When they think they are 'highly skilled equestrians' and you have tried to warn them on several occasions, there isn't anything else you can do but sit back and laugh. 

There is nothing like hearing a woman screaming at the top of her voice and running through a muddy field "MARE! MARE! MARE! NO!"


----------



## AKPaintLover (May 26, 2007)

That is so bad, but the imagery is hilarious! 

I am so glad that my boy does not test his panel fencing...of course he does get out to be worked on a daily basis since age 2, and he is allowed to interact with other horses.


----------



## mlkarel2010 (Jan 27, 2008)

Wow.... that's extreme..... it just proves that stallions aren't thinking with their heads.... and that their owners just aren't thinking clearly.... hehe, it makes me laugh though


----------



## my2geldings (Feb 18, 2008)

Oh yes it can happen. Know of a few people to whom it happend.


----------



## Marcee2800 (Mar 5, 2008)

Funny..... but i don't like when Studs aren't even broke to lead they 
should be treated like a horse not a bomb plus, it's dangerous having a horse thats basically wild..... just my opinion though.


----------



## LopinSlow (Mar 8, 2008)

I really don't find that funny. Our country is so over populated from back yard breeding, which is exactly what that is.


----------



## LadyDreamer (Jan 25, 2008)

I think it is freaking hilarious. Couldn't happen to better people I think. They didn't listen, and now they will learn. 

True backyard breeding in the derogative sense would be for them to have thier stallion running with the mares, not separated, with no plan at all for any of the horses in thier care. The mares were not bought to be breeding machines. Seeing them come out and lunge them in thier little breeches, and seeing them take thier horses on a regular basis...wherever it is they take them, proves that much. The same ones come back, so they aren't trading them off like baseball cards at the stockyards.

These are just newer owners who tried to be responsible by separating thier stallion and thier stallion got the best of them. I'm not going to say too much bad about them, because they do take great dilligent care of thier horses, and they do provide us with so much amusement. They are a great relief to the locals I give them that. Our normal neighbors try to do harm. These try to do the right thing.
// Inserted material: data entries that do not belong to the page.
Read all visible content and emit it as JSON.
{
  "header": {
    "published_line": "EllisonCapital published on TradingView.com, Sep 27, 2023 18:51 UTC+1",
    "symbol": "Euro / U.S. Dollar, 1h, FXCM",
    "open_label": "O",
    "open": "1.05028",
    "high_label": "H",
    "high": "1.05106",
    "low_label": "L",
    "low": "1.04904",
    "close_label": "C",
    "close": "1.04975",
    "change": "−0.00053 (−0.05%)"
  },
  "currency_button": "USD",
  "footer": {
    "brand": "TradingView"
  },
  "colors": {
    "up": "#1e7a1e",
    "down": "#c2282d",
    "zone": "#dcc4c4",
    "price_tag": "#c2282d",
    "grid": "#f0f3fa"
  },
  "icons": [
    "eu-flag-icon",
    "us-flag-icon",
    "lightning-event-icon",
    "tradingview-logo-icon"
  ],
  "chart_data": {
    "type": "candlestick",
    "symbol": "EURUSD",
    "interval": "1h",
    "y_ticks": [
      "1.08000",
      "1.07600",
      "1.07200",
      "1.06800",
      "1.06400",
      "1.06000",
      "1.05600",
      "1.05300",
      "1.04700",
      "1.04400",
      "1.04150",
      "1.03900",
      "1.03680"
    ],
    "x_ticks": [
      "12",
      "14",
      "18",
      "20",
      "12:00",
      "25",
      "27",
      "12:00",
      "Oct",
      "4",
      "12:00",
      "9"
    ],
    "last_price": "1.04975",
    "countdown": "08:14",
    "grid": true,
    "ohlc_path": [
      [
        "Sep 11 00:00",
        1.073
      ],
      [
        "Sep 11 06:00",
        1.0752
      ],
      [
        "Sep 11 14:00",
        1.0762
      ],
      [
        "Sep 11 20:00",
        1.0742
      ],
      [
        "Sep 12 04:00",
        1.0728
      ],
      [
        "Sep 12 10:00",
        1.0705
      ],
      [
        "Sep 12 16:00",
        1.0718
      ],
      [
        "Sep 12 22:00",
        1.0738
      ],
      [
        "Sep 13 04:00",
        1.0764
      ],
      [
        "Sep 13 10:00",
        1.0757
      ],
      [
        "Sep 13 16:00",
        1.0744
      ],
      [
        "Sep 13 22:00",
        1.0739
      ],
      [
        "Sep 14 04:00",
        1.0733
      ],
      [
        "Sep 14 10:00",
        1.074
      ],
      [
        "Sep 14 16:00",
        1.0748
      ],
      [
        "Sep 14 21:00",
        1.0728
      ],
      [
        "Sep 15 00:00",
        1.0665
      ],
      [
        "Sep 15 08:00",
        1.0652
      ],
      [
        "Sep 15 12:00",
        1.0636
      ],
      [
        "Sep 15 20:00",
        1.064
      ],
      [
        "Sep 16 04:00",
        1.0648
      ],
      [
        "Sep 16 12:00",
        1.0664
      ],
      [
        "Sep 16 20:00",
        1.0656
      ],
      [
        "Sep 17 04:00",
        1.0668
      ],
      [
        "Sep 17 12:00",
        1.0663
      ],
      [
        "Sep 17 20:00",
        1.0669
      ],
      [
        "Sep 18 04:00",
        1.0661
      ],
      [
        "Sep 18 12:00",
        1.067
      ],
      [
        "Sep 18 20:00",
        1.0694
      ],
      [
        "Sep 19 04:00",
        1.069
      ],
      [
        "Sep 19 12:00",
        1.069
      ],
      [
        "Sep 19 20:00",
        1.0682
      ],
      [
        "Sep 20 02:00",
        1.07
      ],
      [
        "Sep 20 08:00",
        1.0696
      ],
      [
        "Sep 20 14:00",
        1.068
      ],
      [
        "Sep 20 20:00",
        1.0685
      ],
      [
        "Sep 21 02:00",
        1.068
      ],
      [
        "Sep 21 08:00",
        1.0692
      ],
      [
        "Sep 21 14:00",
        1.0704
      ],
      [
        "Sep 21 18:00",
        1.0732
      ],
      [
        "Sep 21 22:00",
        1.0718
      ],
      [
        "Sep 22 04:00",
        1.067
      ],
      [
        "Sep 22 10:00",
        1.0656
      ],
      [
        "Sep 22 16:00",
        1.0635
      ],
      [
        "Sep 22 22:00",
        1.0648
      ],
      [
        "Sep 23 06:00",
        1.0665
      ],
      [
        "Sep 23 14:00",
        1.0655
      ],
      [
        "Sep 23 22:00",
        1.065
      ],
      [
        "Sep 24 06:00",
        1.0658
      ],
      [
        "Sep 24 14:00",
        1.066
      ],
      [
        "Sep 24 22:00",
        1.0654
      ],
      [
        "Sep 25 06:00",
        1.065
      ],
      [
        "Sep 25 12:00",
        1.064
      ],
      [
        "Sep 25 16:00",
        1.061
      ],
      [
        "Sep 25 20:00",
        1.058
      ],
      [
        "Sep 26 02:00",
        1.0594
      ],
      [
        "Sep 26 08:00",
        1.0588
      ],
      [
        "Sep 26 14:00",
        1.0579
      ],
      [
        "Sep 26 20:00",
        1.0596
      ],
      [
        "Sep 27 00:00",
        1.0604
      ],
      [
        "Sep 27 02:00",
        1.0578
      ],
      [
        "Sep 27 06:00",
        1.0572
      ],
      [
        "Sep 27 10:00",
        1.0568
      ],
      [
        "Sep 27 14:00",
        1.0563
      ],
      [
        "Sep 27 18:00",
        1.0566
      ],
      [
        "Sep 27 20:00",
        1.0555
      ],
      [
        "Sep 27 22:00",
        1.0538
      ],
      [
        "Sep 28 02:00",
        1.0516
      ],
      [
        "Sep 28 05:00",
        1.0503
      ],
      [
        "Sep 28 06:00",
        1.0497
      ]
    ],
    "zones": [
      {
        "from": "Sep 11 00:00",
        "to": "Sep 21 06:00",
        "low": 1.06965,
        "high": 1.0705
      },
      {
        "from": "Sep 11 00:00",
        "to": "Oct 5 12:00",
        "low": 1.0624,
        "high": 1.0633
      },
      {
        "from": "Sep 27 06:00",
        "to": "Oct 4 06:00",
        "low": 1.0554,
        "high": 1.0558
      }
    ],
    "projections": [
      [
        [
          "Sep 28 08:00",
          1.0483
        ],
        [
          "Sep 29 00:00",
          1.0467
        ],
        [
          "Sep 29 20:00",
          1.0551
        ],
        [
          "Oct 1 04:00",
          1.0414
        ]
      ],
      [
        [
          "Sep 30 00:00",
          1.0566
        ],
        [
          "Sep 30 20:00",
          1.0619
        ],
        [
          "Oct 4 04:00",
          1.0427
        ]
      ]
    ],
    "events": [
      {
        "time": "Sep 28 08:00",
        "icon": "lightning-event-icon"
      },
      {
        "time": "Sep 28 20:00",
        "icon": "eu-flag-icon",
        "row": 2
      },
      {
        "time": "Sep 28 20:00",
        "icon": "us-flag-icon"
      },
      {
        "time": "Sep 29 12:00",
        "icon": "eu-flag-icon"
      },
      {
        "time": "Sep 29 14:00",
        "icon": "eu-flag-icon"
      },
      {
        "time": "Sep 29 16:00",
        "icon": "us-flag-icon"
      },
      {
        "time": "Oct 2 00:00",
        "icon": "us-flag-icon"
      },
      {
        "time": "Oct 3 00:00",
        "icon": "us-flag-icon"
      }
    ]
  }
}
Regardless of the overpopulation of the horses in this country, these people have thier hearts in the right place. We can just hope that the appaloosa looking mare is really a...whatever the stallion is, and they are both registered to the same organization. And even if not, these babies that will result are not going to end up in the community sale right from them. I have gathered that much from them. They do try to do the right thing. 

And on the subject of the overpopulation, there is nothing to say they can't. Lots to say they shouldn't, and they did try to take precautions against it. Just because these people aren't experienced enough to handle thier stallion, doesn't make them bad people. And if they end up with foals, they are going to be as well fed, and well taken care of as the rest of thier little herd. I have no problem with well taken care of horses reproducing. They are going to be well taken care of as well. 

These foals that are going to result are going to have a good chance at life, because of the nature of the people that own them. A little dumb, a little nutty, very amusing, but still they are pretty decent people.


----------



## Delregans Way (Sep 11, 2007)

hahahaha oops lol thats extremally funny :lol: 
That mare must of been pretty....um good looking lol :lol: :lol: 
hehe


----------



## nikelodeon79 (Mar 3, 2008)

LadyDreamer said:


> True backyard breeding in the derogative sense would be for them to have thier stallion running with the mares, not separated, with no plan at all for any of the horses in thier care.


True enough. One of our neighbors keeps horses this way. They were actually surprised when they went out to their pasture the other morning and found that one of their mares had foaled. :roll: What did they think would happen?!? No plan whatsoever for the foal... they didn't even know the mare was pregnant. Neither the stallion nor the mares are of breeding quality. *sigh*



> These are just newer owners who tried to be responsible by separating thier stallion and thier stallion got the best of them.


IMO, the responsible thing to do would've been to get the stallion gelded, if they aren't planning on breeding... 



> Just because these people aren't experienced enough to handle thier stallion, doesn't make them bad people.


You're right, it doesn't make them bad people. If they're not experienced enough to handle a stallion, however, I don't think they should have one.

But, I digress. I'll get off my soapbox now. :lol: It was truly a funny story, debates about overpopulation aside!! :lol:


----------



## LadyDreamer (Jan 25, 2008)

Oh, soapbox away. I don't mind. And I agree with all of those points. Wholeheartedly, actually. 

But there isn't much you can do for folks who apparently know it all. We all know those. I see vents on them all the time in the GD. Heh. I'm going to start posting on those to just laugh at them when they eat thier ignorance. 

Just so long as that stud stays on his side of the fence, we are going to stay out of things. Thank goodness for our Dad did them they'd have all thier mares in foal by April. Not much else we can do.


----------



## Delregans Way (Sep 11, 2007)

true true


----------